OpenAI had the biggest head start in AI, but they’re now being attacked on all fronts.
And instead of solving this distribution problem, OpenAI is distracting themselves with the enterprise, where Anthropic is already winning.
This distribution gap will only grow with the power of defaults. Gemini comes pre-installed on every Android device, will be native with iOS, and is integrated directly into Chrome’s 3.5 billion users. ChatGPT requires users to navigate to a website or download an app.

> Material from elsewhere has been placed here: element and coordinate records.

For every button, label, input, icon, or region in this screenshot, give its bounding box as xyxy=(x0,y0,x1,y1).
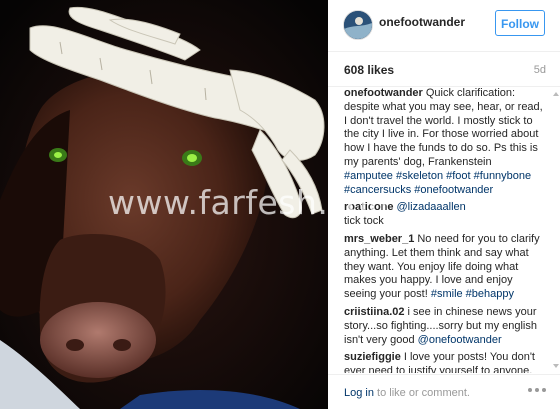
dot xyxy=(535,388,539,392)
dot xyxy=(542,388,546,392)
username[interactable]: onefootwander xyxy=(379,15,465,29)
scroll-down-arrow-icon[interactable] xyxy=(553,364,559,368)
comment-item: criistiina.02 i see in chinese news your … xyxy=(344,306,546,347)
post-age: 5d xyxy=(533,64,546,76)
comment-username[interactable]: onefootwander xyxy=(344,87,423,99)
post-footer: Log in to like or comment. xyxy=(328,374,560,410)
comment-text: Quick clarification: despite what you ma… xyxy=(344,87,543,168)
scroll-up-arrow-icon[interactable] xyxy=(553,92,559,96)
comments-scrollbar[interactable] xyxy=(553,92,559,368)
dog-with-skeleton-hand-photo xyxy=(0,0,328,409)
dot xyxy=(528,388,532,392)
comments-list[interactable]: onefootwander Quick clarification: despit… xyxy=(328,87,560,373)
avatar-photo xyxy=(344,11,372,39)
comment-username[interactable]: roaticone xyxy=(344,201,394,213)
three-dots-icon[interactable] xyxy=(528,387,546,393)
comment-item: suziefiggie I love your posts! You don't … xyxy=(344,351,546,373)
likes-count[interactable]: 608 likes xyxy=(344,63,394,77)
comment-text: tick tock xyxy=(344,215,384,228)
comment-mention[interactable]: @lizadaaallen xyxy=(397,201,466,213)
comment-item: onefootwander Quick clarification: despit… xyxy=(344,87,546,197)
comment-item: mrs_weber_1 No need for you to clarify an… xyxy=(344,233,546,302)
post-photo[interactable] xyxy=(0,0,328,409)
avatar[interactable] xyxy=(343,10,373,40)
post-details-panel: onefootwander Follow 608 likes 5d onefoo… xyxy=(328,0,560,409)
comment-username[interactable]: suziefiggie xyxy=(344,351,401,363)
comment-hashtags[interactable]: #amputee #skeleton #foot #funnybone #can… xyxy=(344,170,546,198)
follow-button[interactable]: Follow xyxy=(495,10,545,36)
comment-item: roaticone @lizadaaallen tick tock xyxy=(344,201,546,229)
comment-mention[interactable]: @onefootwander xyxy=(418,334,502,346)
comment-username[interactable]: mrs_weber_1 xyxy=(344,233,414,245)
login-link[interactable]: Log in xyxy=(344,387,374,399)
post-header: onefootwander Follow xyxy=(328,0,560,52)
post-stats: 608 likes 5d xyxy=(328,52,560,87)
login-prompt: Log in to like or comment. xyxy=(344,387,470,399)
login-prompt-text: to like or comment. xyxy=(373,387,470,399)
comment-hashtags[interactable]: #smile #behappy xyxy=(431,288,514,300)
comment-username[interactable]: criistiina.02 xyxy=(344,306,405,318)
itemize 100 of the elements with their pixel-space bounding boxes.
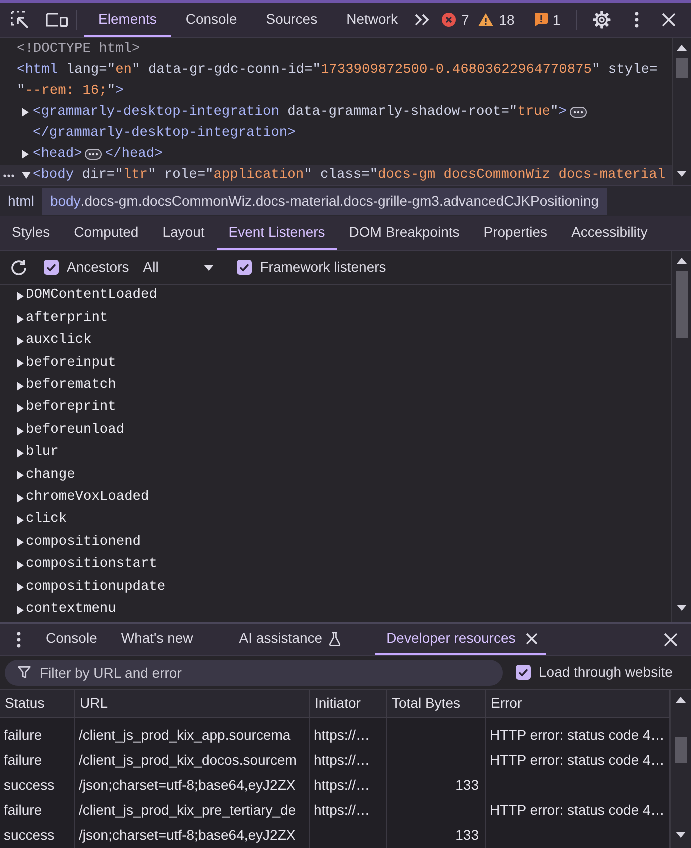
table-cell: failure xyxy=(0,723,75,748)
more-options-icon[interactable] xyxy=(634,12,639,28)
table-cell: https://… xyxy=(310,798,387,823)
triangle-right-icon[interactable] xyxy=(17,494,24,503)
scrollbar-thumb[interactable] xyxy=(675,737,687,763)
event-listener-item[interactable]: contextmenu xyxy=(0,598,120,622)
error-icon xyxy=(442,13,456,27)
sidebar-tab[interactable]: DOM Breakpoints xyxy=(337,216,472,250)
triangle-right-icon[interactable] xyxy=(17,448,24,458)
scrollbar[interactable] xyxy=(672,38,691,185)
checkbox[interactable] xyxy=(237,260,252,275)
triangle-right-icon[interactable] xyxy=(17,538,24,548)
scroll-up-icon[interactable] xyxy=(677,45,687,51)
flask-icon xyxy=(328,632,341,646)
drawer-tab[interactable]: AI assistance xyxy=(227,624,375,655)
event-listener-item[interactable]: beforeunload xyxy=(0,420,128,442)
settings-icon[interactable] xyxy=(592,11,611,29)
drawer-tab[interactable]: What's new xyxy=(109,624,228,655)
triangle-right-icon[interactable] xyxy=(17,292,24,302)
event-listener-item[interactable]: DOMContentLoaded xyxy=(0,286,160,308)
ellipsis-icon[interactable] xyxy=(570,107,587,118)
event-listener-item[interactable]: afterprint xyxy=(0,308,112,330)
breadcrumb[interactable]: body.docs-gm.docsCommonWiz.docs-material.docs-grille-gm3.advancedCJKPositioning xyxy=(42,188,608,214)
scrollbar-thumb[interactable] xyxy=(676,58,688,78)
event-listener-item[interactable]: compositionupdate xyxy=(0,576,169,599)
triangle-right-icon[interactable] xyxy=(17,606,24,615)
sidebar-tab[interactable]: Accessibility xyxy=(560,216,660,250)
close-icon[interactable] xyxy=(526,632,538,644)
sidebar-tab[interactable]: Styles xyxy=(0,216,62,250)
drawer-tab[interactable]: Console xyxy=(34,624,110,655)
inspect-icon[interactable] xyxy=(11,11,29,29)
checkbox[interactable] xyxy=(516,665,531,680)
triangle-right-icon[interactable] xyxy=(17,426,24,436)
table-cell: failure xyxy=(0,798,75,823)
scroll-down-icon[interactable] xyxy=(676,832,686,838)
issues-counter[interactable]: 1 xyxy=(534,10,561,30)
sidebar-tab[interactable]: Properties xyxy=(472,216,560,250)
table-cell: https://… xyxy=(310,748,387,773)
more-options-icon[interactable] xyxy=(17,632,21,648)
scrollbar[interactable] xyxy=(670,690,691,848)
table-cell: /client_js_prod_kix_app.sourcema xyxy=(75,723,310,748)
error-counter[interactable]: 7 xyxy=(442,10,470,30)
event-listener-item[interactable]: compositionstart xyxy=(0,554,160,577)
triangle-right-icon[interactable] xyxy=(17,336,24,346)
breadcrumb[interactable]: html xyxy=(0,188,42,214)
double-chevron-icon[interactable] xyxy=(414,14,430,26)
table-cell: /json;charset=utf-8;base64,eyJ2ZX xyxy=(75,773,310,798)
column-header[interactable]: Status xyxy=(0,690,75,717)
triangle-right-icon[interactable] xyxy=(17,560,24,570)
panel-tab[interactable]: Console xyxy=(171,3,252,37)
drawer-tab[interactable]: Developer resources xyxy=(374,624,546,655)
checkbox[interactable] xyxy=(44,260,59,275)
triangle-right-icon[interactable] xyxy=(22,108,29,117)
select-dropdown[interactable]: All xyxy=(139,256,220,280)
event-listener-item[interactable]: beforematch xyxy=(0,375,120,398)
column-header[interactable]: URL xyxy=(75,690,310,717)
triangle-right-icon[interactable] xyxy=(22,150,29,159)
dom-node[interactable]: <head> </head> xyxy=(0,144,672,165)
scroll-down-icon[interactable] xyxy=(677,171,687,177)
event-listener-item[interactable]: chromeVoxLoaded xyxy=(0,487,152,510)
triangle-right-icon[interactable] xyxy=(17,471,24,480)
triangle-right-icon[interactable] xyxy=(17,516,24,526)
devices-icon[interactable] xyxy=(46,11,68,29)
scrollbar-thumb[interactable] xyxy=(676,271,688,338)
triangle-right-icon[interactable] xyxy=(17,314,24,324)
sidebar-tab[interactable]: Event Listeners xyxy=(216,216,338,250)
event-listener-item[interactable]: beforeprint xyxy=(0,397,120,420)
refresh-icon[interactable] xyxy=(10,258,28,276)
event-listener-item[interactable]: blur xyxy=(0,442,62,465)
dom-node[interactable]: <html lang="en" data-gr-gdc-conn-id="1733909872500-0.46803622964770875" style= "--rem: 16;"> xyxy=(0,60,672,102)
scroll-up-icon[interactable] xyxy=(676,697,686,703)
triangle-right-icon[interactable] xyxy=(17,583,24,592)
sidebar-tab[interactable]: Layout xyxy=(150,216,217,250)
dom-node[interactable]: <body dir="ltr" role="application" class="docs-gm docsCommonWiz docs-material xyxy=(0,165,672,185)
dom-node[interactable]: <grammarly-desktop-integration data-grammarly-shadow-root="true"> </grammarly-desktop-integration> xyxy=(0,102,672,144)
triangle-right-icon[interactable] xyxy=(17,359,24,368)
column-header[interactable]: Total Bytes xyxy=(387,690,486,717)
scrollbar[interactable] xyxy=(671,251,691,622)
event-listener-item[interactable]: auxclick xyxy=(0,330,95,353)
event-listener-item[interactable]: compositionend xyxy=(0,532,144,554)
triangle-right-icon[interactable] xyxy=(17,404,24,414)
close-icon[interactable] xyxy=(664,632,678,646)
column-header[interactable]: Initiator xyxy=(310,690,387,717)
table-cell: 133 xyxy=(387,773,486,798)
scroll-down-icon[interactable] xyxy=(676,605,686,611)
panel-tab[interactable]: Elements xyxy=(84,3,172,37)
sidebar-tab[interactable]: Computed xyxy=(62,216,151,250)
triangle-down-icon[interactable] xyxy=(22,172,31,179)
close-icon[interactable] xyxy=(662,13,676,27)
ellipsis-icon[interactable] xyxy=(85,149,102,160)
panel-tab[interactable]: Sources xyxy=(252,3,332,37)
filter-input[interactable]: Filter by URL and error xyxy=(5,660,503,686)
event-listener-item[interactable]: change xyxy=(0,464,78,488)
event-listener-item[interactable]: click xyxy=(0,509,70,532)
warning-counter[interactable]: 18 xyxy=(478,10,515,30)
event-listener-item[interactable]: beforeinput xyxy=(0,352,120,376)
panel-tab[interactable]: Network xyxy=(332,3,412,37)
dom-node[interactable]: <!DOCTYPE html> xyxy=(0,39,672,60)
triangle-right-icon[interactable] xyxy=(17,382,24,391)
scroll-up-icon[interactable] xyxy=(676,258,686,264)
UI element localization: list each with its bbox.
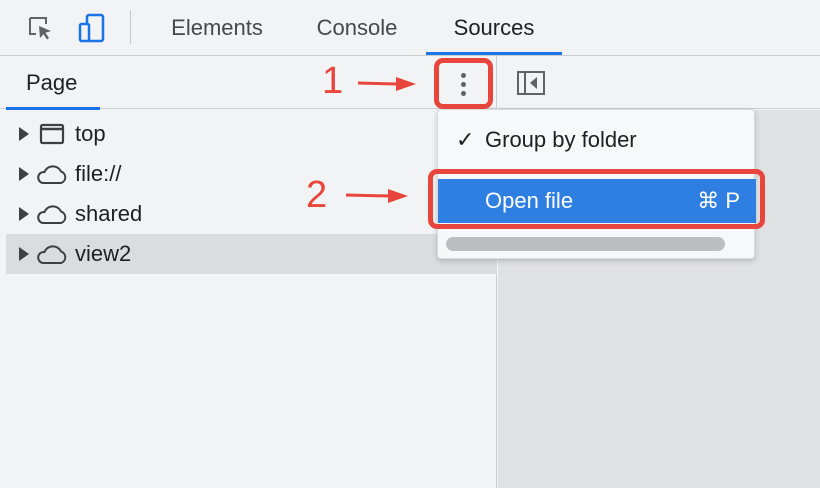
annotation-arrow-2 (345, 189, 408, 203)
annotation-arrow-1 (357, 77, 416, 91)
tree-item-label: view2 (75, 241, 132, 266)
inspect-element-icon[interactable] (24, 12, 56, 44)
page-tab-indicator (6, 107, 100, 110)
sources-navigator: Page top file:// shared view2 (0, 56, 497, 488)
tree-item-label: file:// (75, 161, 122, 186)
checkmark-icon: ✓ (456, 127, 475, 152)
annotation-highlight-open-file (428, 169, 765, 229)
tab-console[interactable]: Console (294, 0, 420, 56)
cloud-icon (35, 242, 69, 266)
annotation-step-2: 2 (306, 174, 328, 216)
tree-item-file[interactable]: file:// (6, 154, 497, 194)
navigator-header: Page (0, 56, 497, 110)
tree-item-top[interactable]: top (6, 114, 497, 154)
expand-arrow-icon[interactable] (19, 207, 29, 221)
tree-item-view2[interactable]: view2 (6, 234, 497, 274)
tab-page[interactable]: Page (6, 56, 100, 110)
expand-arrow-icon[interactable] (19, 247, 29, 261)
expand-arrow-icon[interactable] (19, 167, 29, 181)
tree-item-label: top (75, 121, 106, 146)
tab-elements[interactable]: Elements (150, 0, 284, 56)
active-tab-indicator (426, 52, 562, 55)
page-tab-label: Page (26, 70, 78, 95)
annotation-step-1: 1 (322, 60, 344, 102)
tree-item-shared[interactable]: shared (6, 194, 497, 234)
cloud-icon (35, 202, 69, 226)
device-toggle-icon[interactable] (76, 12, 108, 44)
editor-header (498, 56, 820, 109)
menu-item-group-by-folder[interactable]: ✓ Group by folder (438, 118, 756, 162)
sidebar-toggle-icon[interactable] (516, 68, 546, 98)
tree-item-label: shared (75, 201, 143, 226)
cloud-icon (35, 162, 69, 186)
expand-arrow-icon[interactable] (19, 127, 29, 141)
frame-icon (35, 122, 69, 146)
toolbar-divider (130, 10, 131, 44)
annotation-highlight-more-button (434, 58, 493, 109)
tab-sources[interactable]: Sources (426, 0, 562, 56)
devtools-toolbar: Elements Console Sources (0, 0, 820, 56)
menu-scrollbar[interactable] (446, 237, 725, 251)
menu-item-label: Group by folder (485, 127, 637, 152)
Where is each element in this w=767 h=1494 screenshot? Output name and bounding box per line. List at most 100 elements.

ChatGPT must increase their distribution, and do so while making more money from their consumers. Advertising is the obvious solution, but given Google’s headway, they may be too late.
Open Source AI Falls Further Behind
New data from Menlo Ventures shows open source losing ground faster than expected.
Production usage of open source models fell from 19% to 13% in the past six months. And the adoption numbers are worse than headlines suggest: 51% of enterprises and 77% of startups don’t use open source models at all. Only 11% of enterprises and 4% of startups run open source for more than half their AI workloads.
The performance gap isn’t closing either. LMArena Elo scores show closed-source models consistently outperforming open-source alternatives from March 2023 through August 2025. Both are improving on parallel tracks, but open source isn’t catching up.
The tooling layer tells a similar story. OpenAI’s $3 billion acquisition offer for Windsurf earlier this year signaled how valuable AI coding tools have become. GPT Engineer evolved into the commercial product Lovable. Continue’s “continuedev” gained traction through lean operations before major players entered the space.
The pattern is familiar: open source projects prove market demand, commercial interest follows, and the original community either gets acquired or out-resourced.
The Agentic AI Foundation, formed last week under the Linux Foundation with Anthropic, OpenAI, Google, Microsoft, and AWS as members, may accelerate this trend. The foundation will develop open standards for AI agents, but it also gives the largest players a seat at the table for defining what “open” means.